What does it take to be healthy? Investigating immune-deficiency in non-immunodeficient scenarios

Abstract

Viral pandemics can arise rapidly and unexpectedly, necessitating the prompt development and administration of relevant vaccines. Nonetheless, despite our impressive knowledge of immunological pathways, cell-types, molecules, and pathways, we have little understanding of how effective, integrated immune responses to vaccination are composed. Indeed, we have conspicuously poor understanding of normality in human immune function, and hence few effective measures of it [1]. Our study was designed to redress this situation. Longitudinal molecular, cellular, and functional immune-monitoring was undertaken in a cohort of >150 healthy volunteers, resident in the UK, either side of a richly adjuvanted H1N1 vaccine, with blood sampling at day -7; day 0 [vaccine]; day +1; day +7; day +14; day +63. The data to be presented will reflect gene expression profiling in peripheral blood mononuclear cells, multiplex detection of serum cytokines and chemokines and cell phenotyping, as reconciled with initial clinical phenotype [fever/adverse events [AE] vs asymptomatic] and downstream outcome measures.

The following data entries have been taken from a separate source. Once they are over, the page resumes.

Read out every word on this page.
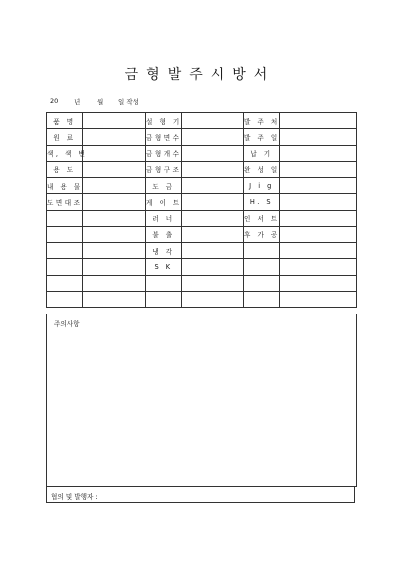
금형발주시방서
20 년	월 일 작성
품 명		설 형 기		발 주 처	
원 료		금형면수		발 주 일	
색, 색 번		금형개수		납 기	
용 도		금형구조		완 성 일	
내 용 물		도 금		J i g	
도면대조		게 이 트		H. S	
		러 너		인 서 트	
		불 출		후 가 공	
		냉 각			
		S K			

주의사항
협의 및 발행자 :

The results attest to the practicality of immune-monitoring, and its capacity to provide new knowledge concerning the stability and dynamics of human immune measures. Of note, gene expression profiles diverged overtly at day +1, according to symptoms, but largely re-converged by day +7 to a B cell-rich response. Specific genes were associated with AE, but these were not those that were anticipated a priori. Highly significant changes in numerous serum inflammatory markers were detected at day +1. Hence, the study highlights the potential of novel markers of immune responsiveness. The study likewise permits the search for specific markers and overall immune profiles that predict the functional response to vaccination. The intrinsic content of such studies, and their comparison with similar studies conducted elsewhere, help establish the normal range of human immune function and should thereby facilitate the identification of immune pathology. At the same time, logistical and other challenges relating to immune monitoring will be discussed.